After an enormous amount of peering at photographs with a magnifying glass I now believe this is a M28. It has a more pronounced sweep and curve to the edges than the later M34.
I am sure it would all have been easier if I had actually seen a genuine M34 with my trusty Mk 1 Eyeball - working from photographs is so difficult.



This helmet is known as the M23-27 and as the M28 Nieuw Model.
It was the third of a series of helmets produced in the Netherlands from original designs



Collector Graham Pendreigh gave me a lot of useful information; it is likely that this helmet was used by the Dutch Mareechaussee, a national police service, during the Occupation of WW2. The Mareechaussee predated the war (and indeed still exist) but were co-opted by collaborationists during the Occupation and lost much public support, since regained.



At some point the coat of black paint was rubbed off this area at the back, and it is clear that there is a coat of Dutch army bottle green below it, the same color as is obvious in the shots of the interior.


NETHERLANDS M28 liner detail

See indecipherable stamping and date on liner band.



See bottle-green paint still on inside of shell. Outer shell was obviously repainted black after original issue.




NETHERLANDS M28 liner detail

There are no identifying marks or insignia save a '717' scored into the underside of the the front brim, and a date of '193?' on the liner band. There is no indication that a Dutch army badge was ever attached.

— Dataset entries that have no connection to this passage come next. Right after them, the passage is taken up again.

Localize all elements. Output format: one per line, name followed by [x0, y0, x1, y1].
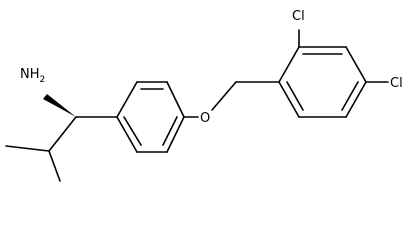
bond-oxygen-ch2 [211, 81, 237, 111]
chlorine-para-label: Cl [390, 76, 403, 91]
oxygen-label: O [200, 111, 210, 126]
ring2-bond [345, 81, 367, 118]
ring2-double-bond [341, 81, 359, 111]
ring1-double-bond [162, 116, 178, 146]
ring2-bond [345, 46, 367, 83]
chlorine-ortho-label: Cl [292, 9, 305, 24]
chemical-structure: NH2 O Cl Cl [5, 9, 403, 182]
bond-c1-ch [48, 116, 77, 152]
ring1-bond [166, 81, 185, 118]
ether-linkage [183, 81, 280, 118]
benzene-ring-central [116, 81, 185, 153]
ring2-bond [278, 46, 300, 83]
isopropyl-group [5, 116, 77, 182]
ring1-bond [116, 116, 138, 153]
ring1-bond [116, 81, 138, 118]
bond-ch-me1 [5, 145, 50, 152]
ring2-bond [278, 81, 300, 118]
amine-label: NH2 [20, 67, 45, 85]
ring2-double-bond [286, 81, 304, 111]
ring1-bond [166, 116, 185, 153]
benzene-ring-dichloro [278, 46, 367, 118]
ring1-double-bond [123, 116, 142, 146]
bond-ch-me2 [48, 150, 61, 182]
wedge-bond-amine [43, 94, 76, 117]
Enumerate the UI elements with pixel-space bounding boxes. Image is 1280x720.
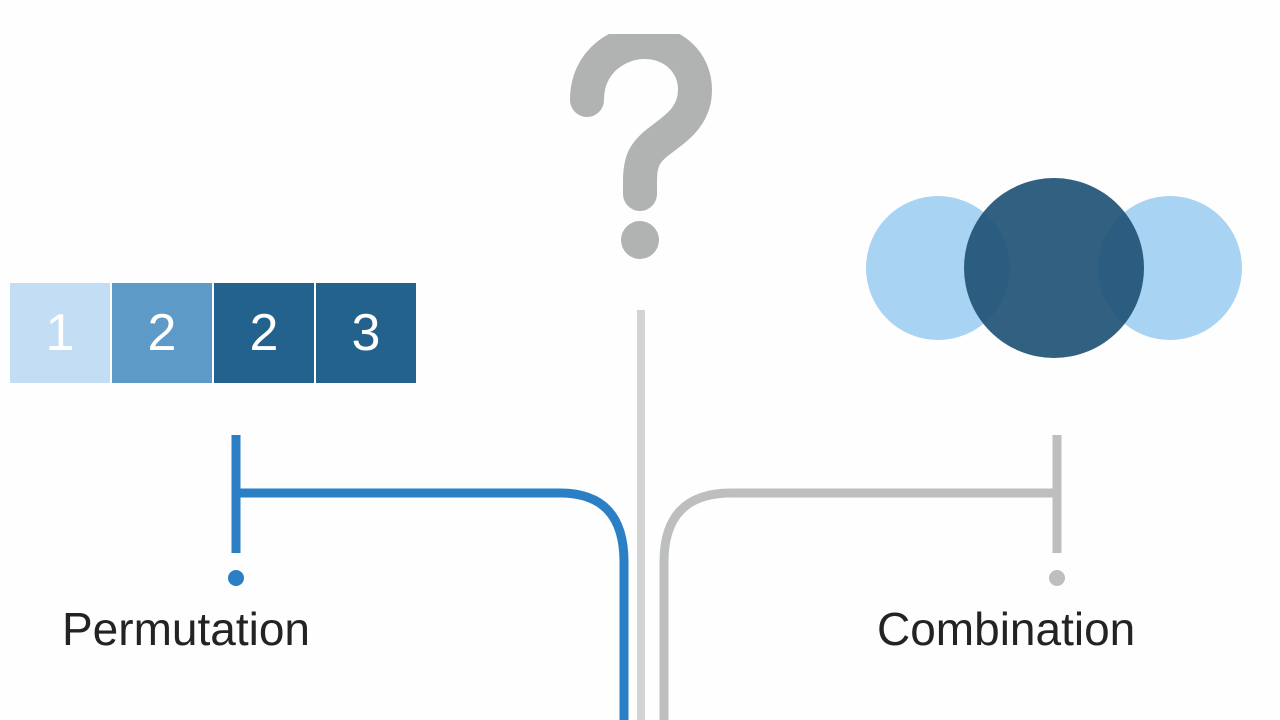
question-mark-icon (565, 34, 715, 264)
tile-value: 3 (351, 304, 381, 362)
tile-value: 1 (45, 304, 75, 362)
sequence-tile-4: 3 (316, 283, 416, 383)
overlapping-circles (866, 178, 1242, 358)
venn-center-circle (964, 178, 1144, 358)
label-permutation: Permutation (62, 603, 311, 655)
sequence-tile-3: 2 (214, 283, 314, 383)
sequence-tile-1: 1 (10, 283, 110, 383)
right-branch-dot (1049, 570, 1065, 586)
tile-value: 2 (249, 304, 279, 362)
sequence-tile-2: 2 (112, 283, 212, 383)
tile-value: 2 (147, 304, 177, 362)
left-branch-dot (228, 570, 244, 586)
ordered-sequence: 1 2 2 3 (10, 283, 416, 383)
label-combination: Combination (877, 603, 1136, 655)
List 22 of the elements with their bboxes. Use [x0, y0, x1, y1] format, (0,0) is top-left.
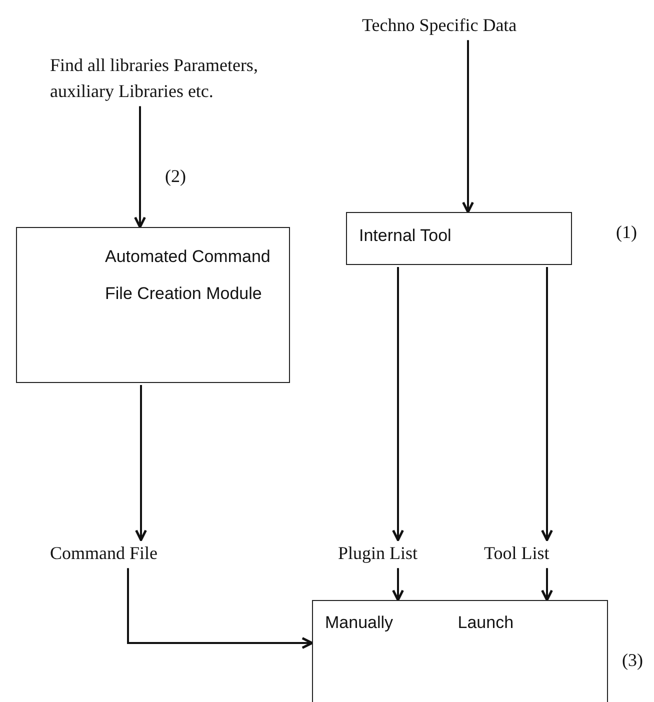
arrow [541, 568, 553, 602]
arrow [541, 267, 553, 542]
box-label: Internal Tool [359, 226, 452, 246]
arrow [127, 568, 314, 649]
node-text: Techno Specific Data [362, 12, 517, 38]
step-number: (3) [622, 650, 643, 671]
arrow [392, 568, 404, 602]
arrow [462, 40, 474, 214]
node-text: Tool List [484, 540, 550, 566]
step-number: (2) [165, 166, 186, 187]
node-text: Command File [50, 540, 158, 566]
process-box [16, 227, 290, 383]
node-text: Plugin List [338, 540, 418, 566]
arrow [392, 267, 404, 542]
process-box [312, 600, 608, 702]
box-label: Manually Launch [325, 612, 514, 634]
process-box [346, 212, 572, 265]
arrow [135, 385, 147, 542]
node-text: Find all libraries Parameters, auxiliary Libraries etc. [50, 52, 318, 104]
arrow [134, 106, 146, 228]
box-label: Automated Command File Creation Module [105, 246, 272, 306]
step-number: (1) [616, 222, 637, 243]
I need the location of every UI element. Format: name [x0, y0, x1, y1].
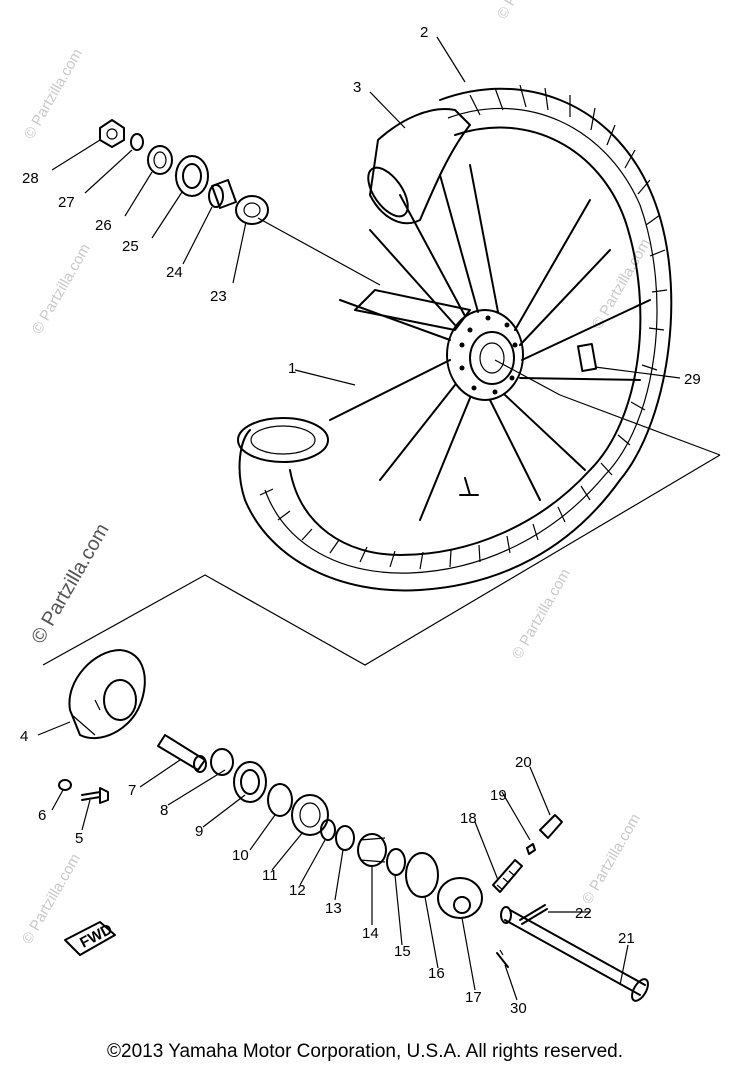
callout-12: 12 [289, 882, 306, 899]
bolt-5 [81, 787, 109, 804]
callout-18: 18 [460, 810, 477, 827]
callout-20: 20 [515, 754, 532, 771]
brake-plate-4 [68, 649, 146, 740]
tire-outline [238, 87, 673, 592]
callout-1: 1 [288, 360, 296, 377]
watermark: © Partzilla.com [494, 0, 559, 22]
tire-tread-line [264, 107, 658, 574]
callout-24: 24 [166, 264, 183, 281]
callout-29: 29 [684, 371, 701, 388]
tire-inner-rim [289, 126, 642, 556]
callout-7: 7 [128, 782, 136, 799]
exploded-view-drawing: © Partzilla.com © Partzilla.com © Partzi… [19, 0, 721, 1017]
valve-stem [459, 477, 479, 496]
callout-10: 10 [232, 847, 249, 864]
pinion-18 [492, 859, 523, 893]
watermark: © Partzilla.com [509, 566, 574, 662]
watermark: © Partzilla.com [589, 236, 654, 332]
tire-cross-section [237, 417, 329, 463]
hub-flange [446, 309, 524, 401]
nut-28-hole [106, 128, 118, 140]
plate-11 [291, 794, 329, 836]
ring-13 [335, 825, 355, 851]
seal-26 [147, 145, 173, 175]
callouts: 28 27 26 25 24 23 2 3 1 29 4 7 8 9 10 11… [20, 24, 701, 1017]
watermark-main: © Partzilla.com [27, 520, 113, 648]
lower-parts [58, 649, 649, 1002]
bearing-9 [233, 761, 267, 803]
callout-8: 8 [160, 802, 168, 819]
callout-28: 28 [22, 170, 39, 187]
callout-22: 22 [575, 905, 592, 922]
callout-11: 11 [262, 867, 278, 884]
hub-bearing [479, 342, 505, 374]
inner-tube [369, 108, 471, 225]
callout-27: 27 [58, 194, 75, 211]
pin-30 [496, 952, 509, 968]
callout-9: 9 [195, 823, 203, 840]
watermark: © Partzilla.com [29, 241, 94, 337]
washer-19 [526, 843, 536, 855]
callout-6: 6 [38, 807, 46, 824]
watermark: © Partzilla.com [579, 811, 644, 907]
callout-25: 25 [122, 238, 139, 255]
hub-bolts [459, 315, 518, 395]
watermark: © Partzilla.com [19, 851, 84, 947]
clutch-23 [235, 195, 269, 225]
collar-8 [210, 748, 234, 776]
copyright-notice: ©2013 Yamaha Motor Corporation, U.S.A. A… [107, 1041, 623, 1062]
bushing-20 [539, 814, 563, 839]
assembly-guide-box [42, 394, 721, 666]
housing-17 [437, 877, 483, 919]
callout-21: 21 [618, 930, 635, 947]
callout-26: 26 [95, 217, 112, 234]
leader-lines [37, 36, 681, 1001]
washer-27 [130, 133, 144, 151]
cotter-pin-22 [519, 904, 548, 925]
callout-23: 23 [210, 288, 227, 305]
watermark: © Partzilla.com [21, 46, 86, 142]
washer-12 [320, 819, 336, 841]
tire-tread [259, 84, 668, 570]
callout-14: 14 [362, 925, 379, 942]
callout-19: 19 [490, 787, 507, 804]
washer-6 [58, 779, 72, 791]
nut-28 [99, 119, 125, 148]
fwd-badge: FWD [64, 921, 116, 956]
wheel-spokes [329, 164, 651, 521]
axle-guide-line [257, 217, 561, 396]
callout-30: 30 [510, 1000, 527, 1017]
wheel-assembly [237, 84, 673, 592]
callout-3: 3 [353, 79, 361, 96]
tube-flap [577, 342, 598, 373]
callout-5: 5 [75, 830, 83, 847]
upper-parts [99, 119, 269, 225]
inner-tube-end [367, 166, 409, 218]
callout-13: 13 [325, 900, 342, 917]
fwd-label: FWD [77, 921, 115, 952]
callout-17: 17 [465, 989, 482, 1006]
collar-24 [211, 179, 237, 209]
callout-4: 4 [20, 728, 28, 745]
seal-10 [267, 783, 293, 817]
drum-guide [354, 289, 471, 331]
tire-cross-section-inner [250, 425, 316, 455]
seal-16 [405, 852, 439, 898]
callout-15: 15 [394, 943, 411, 960]
callout-2: 2 [420, 24, 428, 41]
spacer-7 [157, 734, 206, 771]
washer-15 [386, 848, 406, 876]
hub-center [469, 331, 515, 385]
callout-16: 16 [428, 965, 445, 982]
bearing-25 [175, 155, 209, 197]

A clone of the US M1, made by the Verblifa concern in the Netherlands, in the 1950s. Identifiable by the 'VB' followed by a number stamped under the brim and the unusual arrowhead type chinstrap fastener.
Thanks to Michele Tagliavini for this vital information when I was an even more ignorant beginner than I am now!


NETHERLANDS M53 interior

Dutch-made post WW2 British Mk2 clones are also easily identifiable by the VB+number stamping and the arrowhead chinstrap fastener.
(The Dutch-made mk2 clones are sometimes mis-labelled in British shops as US M1917A's. Beware.)


NETHERLANDS M53 interior

I have a query regarding the Dutch-produced British mk 2 clones that came out just after WW2; many of those I have seen are without the rubber cross-shaped crown pad. Is this 'normal' in that they were made without it, or have they been removed at some time since the 1950s? Information please!

A friendly and helpful Dutch collector  passed on this information regarding the Netherlands-produced British mk2 clones :-

"On your question on Dutch Mk2 clones. These were manufactured for the Dutch civil defense in the early 50ties, This service was abandoned in the 1980s. All stock was sold off. The cross section of  the liner should be in place just the same way as in the British orginal. The civil defense helmet had a chinstrap like the Dutch M53 combat helmet, it also could be completed with a leather neckguard with was seperate from the liner."